2006/08/27

Separação de poderes - resposta ao Migas

Vem atrasada a resposta a este post do Migas. Abordarei a questão da criminalização do incitamento à prática do terrorismo num outro post.

Diz o Migas: "Independentemente da definição de "limites aceitáveis", o risco deste tipo de compromisso é mais abrangente do que a luta contra o terrorismo em geral, para não falar especificamente no terrorismo islâmico. Ainda está para vir o estado que desiste voluntariamente de poderes, uma vez adquiridos. A tendência natural do estado é de açambarcar mais poderes, e nem sempre por más razões; infelizmente a maior parte dos políticos acha que sabe o que é melhor para nós, mesmo que isso seja contra a nossa vontade...".

Resta saber o que entende o Migas por Estado. A pergunta Quis Custodiet Ipsos Custodes? tem resposta na própria separação de poderes. Se Estado significa neste contexto governo e administração pública, a resposta é fácil: quem controla o Estado são os tribunais (sobre os quais falarei no próximo post) e o Parlamento.
Sendo o parlamento um órgão plural, em que idealmente se encontram representadas as várias tendências políticas existentes na sociedade, as leis por ele aprovadas resultam de um debate entre os vários partidos representantes dessas mesmas tendências. Acresce que as leis elementares, isto é, aquelas que contendem com princípios essenciais, necessitam, para serem aprovadas, de maiorias qualificadas, o que, por um lado, obriga a um largo consenso para a sua aprovação e, por outro, dificulta a tarefa a quem as queira revogar.
Se o Migas tivesse razão, isto é se a tendência para o aumento dos poderes do Estado fosse irreversível, a Constituição de hoje, por exemplo, seria essencialmente a mesma de 1976, porque o Parlamento não teria abdicado dos poderes do Estado (que eram significativamente maiores em 76). Ora não foi isso aconteceu, porque a dura realidade económica do país obrigou a reformas e porque do debate parlamentar também surgiu um consenso em torno da necessidade de diminuir os poderes do Estado. Infelizmente, tal diminuição fica muito aquém do que seria desejável, mas para o caso não interessa.
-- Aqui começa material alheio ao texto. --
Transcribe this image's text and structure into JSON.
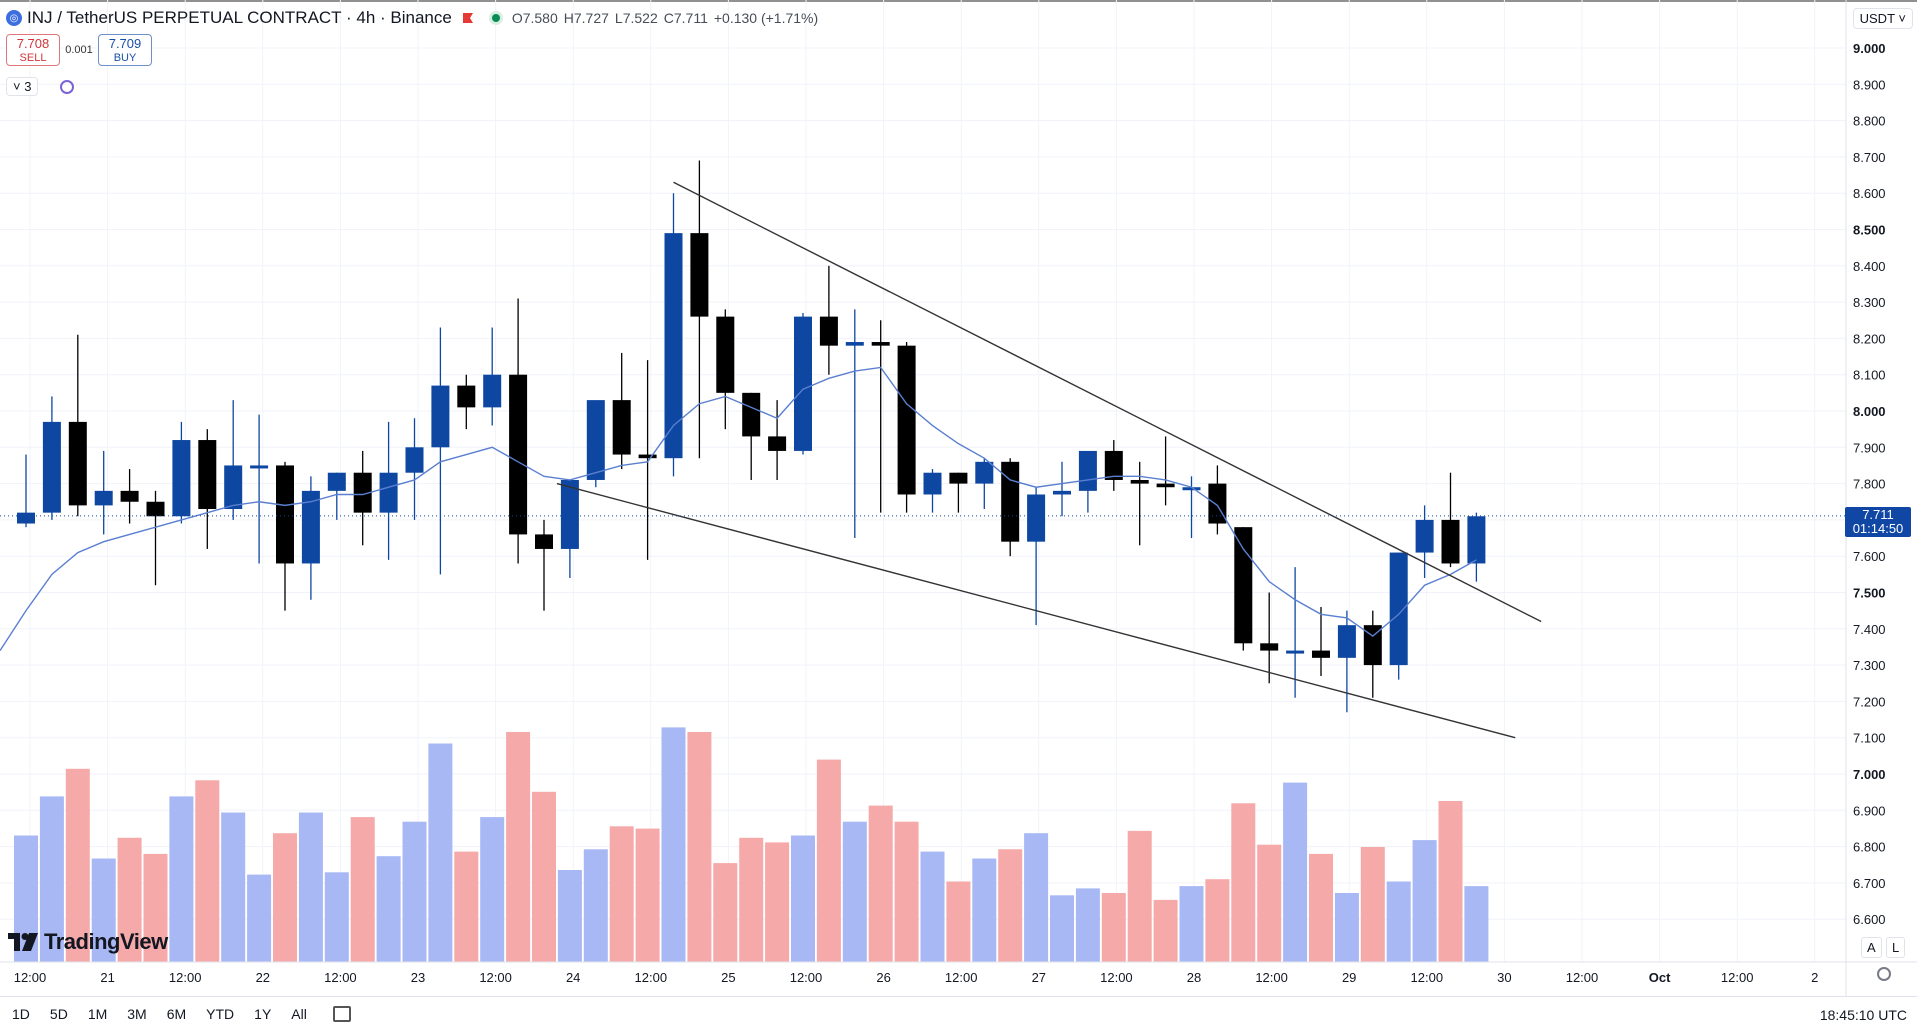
{
  "header": {
    "title": "INJ / TetherUS PERPETUAL CONTRACT · 4h · Binance",
    "open": "O7.580",
    "high": "H7.727",
    "low": "L7.522",
    "close": "C7.711",
    "change": "+0.130 (+1.71%)",
    "symbol_icon": "injective-icon"
  },
  "trade": {
    "sell_price": "7.708",
    "sell_label": "SELL",
    "spread": "0.001",
    "buy_price": "7.709",
    "buy_label": "BUY"
  },
  "indicators": {
    "count_label": "3"
  },
  "currency": "USDT",
  "price_tag": {
    "price": "7.711",
    "countdown": "01:14:50"
  },
  "brand": "TradingView",
  "scale_buttons": [
    "A",
    "L"
  ],
  "ranges": [
    "1D",
    "5D",
    "1M",
    "3M",
    "6M",
    "YTD",
    "1Y",
    "All"
  ],
  "clock": "18:45:10 UTC",
  "colors": {
    "up": "#0d47a1",
    "down": "#000000",
    "vol_up": "#a7b8f5",
    "vol_down": "#f6a9a9",
    "ma": "#5a7fd0",
    "trendline": "#333333",
    "price_tag": "#1047a4"
  },
  "chart_data": {
    "type": "candlestick",
    "interval": "4h",
    "y_axis": {
      "range": [
        6.55,
        9.05
      ],
      "ticks": [
        "9.000",
        "8.900",
        "8.800",
        "8.700",
        "8.600",
        "8.500",
        "8.400",
        "8.300",
        "8.200",
        "8.100",
        "8.000",
        "7.900",
        "7.800",
        "7.700",
        "7.600",
        "7.500",
        "7.400",
        "7.300",
        "7.200",
        "7.100",
        "7.000",
        "6.900",
        "6.800",
        "6.700",
        "6.600"
      ],
      "bold_ticks": [
        "9.000",
        "8.500",
        "8.000",
        "7.500",
        "7.000"
      ]
    },
    "x_axis": {
      "labels": [
        "12:00",
        "21",
        "12:00",
        "22",
        "12:00",
        "23",
        "12:00",
        "24",
        "12:00",
        "25",
        "12:00",
        "26",
        "12:00",
        "27",
        "12:00",
        "28",
        "12:00",
        "29",
        "12:00",
        "30",
        "12:00",
        "Oct",
        "12:00",
        "2"
      ],
      "bold_labels": [
        "Oct"
      ]
    },
    "candles": [
      {
        "o": 7.69,
        "h": 7.88,
        "l": 7.68,
        "c": 7.72
      },
      {
        "o": 7.72,
        "h": 8.04,
        "l": 7.7,
        "c": 7.97
      },
      {
        "o": 7.97,
        "h": 8.21,
        "l": 7.71,
        "c": 7.74
      },
      {
        "o": 7.74,
        "h": 7.89,
        "l": 7.66,
        "c": 7.78
      },
      {
        "o": 7.78,
        "h": 7.84,
        "l": 7.69,
        "c": 7.75
      },
      {
        "o": 7.75,
        "h": 7.78,
        "l": 7.52,
        "c": 7.71
      },
      {
        "o": 7.71,
        "h": 7.97,
        "l": 7.69,
        "c": 7.92
      },
      {
        "o": 7.92,
        "h": 7.95,
        "l": 7.62,
        "c": 7.73
      },
      {
        "o": 7.73,
        "h": 8.03,
        "l": 7.7,
        "c": 7.85
      },
      {
        "o": 7.85,
        "h": 7.99,
        "l": 7.58,
        "c": 7.85
      },
      {
        "o": 7.85,
        "h": 7.86,
        "l": 7.45,
        "c": 7.58
      },
      {
        "o": 7.58,
        "h": 7.82,
        "l": 7.48,
        "c": 7.78
      },
      {
        "o": 7.78,
        "h": 7.83,
        "l": 7.7,
        "c": 7.83
      },
      {
        "o": 7.83,
        "h": 7.89,
        "l": 7.63,
        "c": 7.72
      },
      {
        "o": 7.72,
        "h": 7.97,
        "l": 7.59,
        "c": 7.83
      },
      {
        "o": 7.83,
        "h": 7.98,
        "l": 7.7,
        "c": 7.9
      },
      {
        "o": 7.9,
        "h": 8.23,
        "l": 7.55,
        "c": 8.07
      },
      {
        "o": 8.07,
        "h": 8.1,
        "l": 7.95,
        "c": 8.01
      },
      {
        "o": 8.01,
        "h": 8.23,
        "l": 7.96,
        "c": 8.1
      },
      {
        "o": 8.1,
        "h": 8.31,
        "l": 7.58,
        "c": 7.66
      },
      {
        "o": 7.66,
        "h": 7.7,
        "l": 7.45,
        "c": 7.62
      },
      {
        "o": 7.62,
        "h": 7.8,
        "l": 7.54,
        "c": 7.81
      },
      {
        "o": 7.81,
        "h": 8.01,
        "l": 7.79,
        "c": 8.03
      },
      {
        "o": 8.03,
        "h": 8.16,
        "l": 7.84,
        "c": 7.88
      },
      {
        "o": 7.88,
        "h": 8.14,
        "l": 7.59,
        "c": 7.87
      },
      {
        "o": 7.87,
        "h": 8.6,
        "l": 7.82,
        "c": 8.49
      },
      {
        "o": 8.49,
        "h": 8.69,
        "l": 7.87,
        "c": 8.26
      },
      {
        "o": 8.26,
        "h": 8.28,
        "l": 7.95,
        "c": 8.05
      },
      {
        "o": 8.05,
        "h": 8.05,
        "l": 7.81,
        "c": 7.93
      },
      {
        "o": 7.93,
        "h": 8.03,
        "l": 7.81,
        "c": 7.89
      },
      {
        "o": 7.89,
        "h": 8.27,
        "l": 7.88,
        "c": 8.26
      },
      {
        "o": 8.26,
        "h": 8.4,
        "l": 8.1,
        "c": 8.18
      },
      {
        "o": 8.18,
        "h": 8.28,
        "l": 7.65,
        "c": 8.19
      },
      {
        "o": 8.19,
        "h": 8.25,
        "l": 7.72,
        "c": 8.18
      },
      {
        "o": 8.18,
        "h": 8.19,
        "l": 7.72,
        "c": 7.77
      },
      {
        "o": 7.77,
        "h": 7.84,
        "l": 7.72,
        "c": 7.83
      },
      {
        "o": 7.83,
        "h": 7.83,
        "l": 7.72,
        "c": 7.8
      },
      {
        "o": 7.8,
        "h": 7.87,
        "l": 7.73,
        "c": 7.86
      },
      {
        "o": 7.86,
        "h": 7.87,
        "l": 7.6,
        "c": 7.64
      },
      {
        "o": 7.64,
        "h": 7.79,
        "l": 7.41,
        "c": 7.77
      },
      {
        "o": 7.77,
        "h": 7.86,
        "l": 7.71,
        "c": 7.78
      },
      {
        "o": 7.78,
        "h": 7.89,
        "l": 7.72,
        "c": 7.89
      },
      {
        "o": 7.89,
        "h": 7.92,
        "l": 7.78,
        "c": 7.81
      },
      {
        "o": 7.81,
        "h": 7.86,
        "l": 7.63,
        "c": 7.8
      },
      {
        "o": 7.8,
        "h": 7.93,
        "l": 7.74,
        "c": 7.79
      },
      {
        "o": 7.79,
        "h": 7.82,
        "l": 7.65,
        "c": 7.79
      },
      {
        "o": 7.8,
        "h": 7.85,
        "l": 7.66,
        "c": 7.69
      },
      {
        "o": 7.68,
        "h": 7.68,
        "l": 7.34,
        "c": 7.36
      },
      {
        "o": 7.36,
        "h": 7.5,
        "l": 7.25,
        "c": 7.34
      },
      {
        "o": 7.34,
        "h": 7.57,
        "l": 7.21,
        "c": 7.34
      },
      {
        "o": 7.34,
        "h": 7.46,
        "l": 7.27,
        "c": 7.32
      },
      {
        "o": 7.32,
        "h": 7.45,
        "l": 7.17,
        "c": 7.41
      },
      {
        "o": 7.41,
        "h": 7.45,
        "l": 7.21,
        "c": 7.3
      },
      {
        "o": 7.3,
        "h": 7.61,
        "l": 7.26,
        "c": 7.61
      },
      {
        "o": 7.61,
        "h": 7.74,
        "l": 7.54,
        "c": 7.7
      },
      {
        "o": 7.7,
        "h": 7.83,
        "l": 7.57,
        "c": 7.58
      },
      {
        "o": 7.58,
        "h": 7.72,
        "l": 7.53,
        "c": 7.71
      }
    ],
    "volume": [
      0.55,
      0.72,
      0.84,
      0.45,
      0.54,
      0.47,
      0.72,
      0.79,
      0.65,
      0.38,
      0.56,
      0.65,
      0.39,
      0.63,
      0.46,
      0.61,
      0.95,
      0.48,
      0.63,
      1.0,
      0.74,
      0.4,
      0.49,
      0.59,
      0.58,
      1.02,
      1.0,
      0.43,
      0.54,
      0.52,
      0.55,
      0.88,
      0.61,
      0.68,
      0.61,
      0.48,
      0.35,
      0.45,
      0.49,
      0.56,
      0.29,
      0.32,
      0.3,
      0.57,
      0.27,
      0.33,
      0.36,
      0.69,
      0.51,
      0.78,
      0.47,
      0.3,
      0.5,
      0.35,
      0.53,
      0.7,
      0.33
    ],
    "moving_average": [
      7.45,
      7.55,
      7.61,
      7.64,
      7.66,
      7.68,
      7.7,
      7.72,
      7.74,
      7.75,
      7.74,
      7.75,
      7.77,
      7.77,
      7.79,
      7.81,
      7.86,
      7.88,
      7.9,
      7.86,
      7.82,
      7.81,
      7.83,
      7.85,
      7.86,
      7.96,
      8.02,
      8.04,
      8.01,
      7.98,
      8.06,
      8.09,
      8.11,
      8.12,
      8.02,
      7.96,
      7.91,
      7.87,
      7.81,
      7.79,
      7.8,
      7.81,
      7.82,
      7.82,
      7.81,
      7.79,
      7.74,
      7.62,
      7.53,
      7.48,
      7.44,
      7.43,
      7.38,
      7.44,
      7.52,
      7.55,
      7.59
    ],
    "trendlines": [
      {
        "from": {
          "i": 25,
          "p": 8.63
        },
        "to": {
          "i": 58.5,
          "p": 7.42
        }
      },
      {
        "from": {
          "i": 20.5,
          "p": 7.8
        },
        "to": {
          "i": 57.5,
          "p": 7.1
        }
      }
    ],
    "last_price": 7.711
  }
}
Ainda em resposta ao argumento do Migas, podemos ir mais longe e perguntar o que é que aconteceria se em vez de uma democracia tivéssemos um ditadura liberal (passe o possível paradoxo), isto é, um regime em que um ditador ou monarca absoluto se comprometesse a respeitar a vida, liberdade e propriedade dos membros da sociedade. A resposta parece-me óbvia: tal ditadura ofereceria ainda assim uma menor garantia contra abusos de poder, em razão da velha máxima segundo a qualquer poder corrompe e o poder absoluto corrompe absolutamente. Quanto à questão do controlo do governo, estamos, pois, apesar de tudo, melhor em democracia.

3 comentários:

Migas disse...

Correcto. O problema é que as leis anti-terroristas são as primeiras a tentar subverter essa separação de poderes, ao permitir detenções sem acusação e sem mandato judicial, ao atribuir poderes arbitrários ao executivo em matéria de investigação e "surveillance", ao criar mecanismos de limitação das liberdades que não passam por sentenças judiciais, etc.

Migas disse...

O que é que se pode dizer quando o "Home Secretary" britânico usa frases como (negritos meus) "The rights of the individual must and will be balanced against the collective rights of security and protection of life and limb"?

Anónimo disse...

Caro Migas,

Mas não eu não exprimi qualquer adesão ao Patriot Act ou ao Terrorist Act, pelo contrário, critiquei, ainda que de passagem, os dois.
Eu só quero discutir a questão da criminalização do incitamento ao terrorismo e os limites da liberdade de expressão. E é nesse contexto que acho que o argumento da "encosta deslizante", isto é, o argumento de que "se admitimos a medida X isto acaba no totalitarismo" é não só falacioso, como também refutado pela história.

Quanto à frase do "Home Secretary" britânico a minha avaliação teria de depender do contexto em que foi proferida. A segurança, claro que é uma questão colectiva, porque é uma questão de Estado. Por alguma razão, é uma das funções de um Estado liberal. E é que claro que implica alguma restrição a direitos individuais (pensa nas medidas de coacção como exemplo típico).
Posto isto, frases destas podem ser utilizadas para defender o indefensável. É por isso que teria de saber o contexto.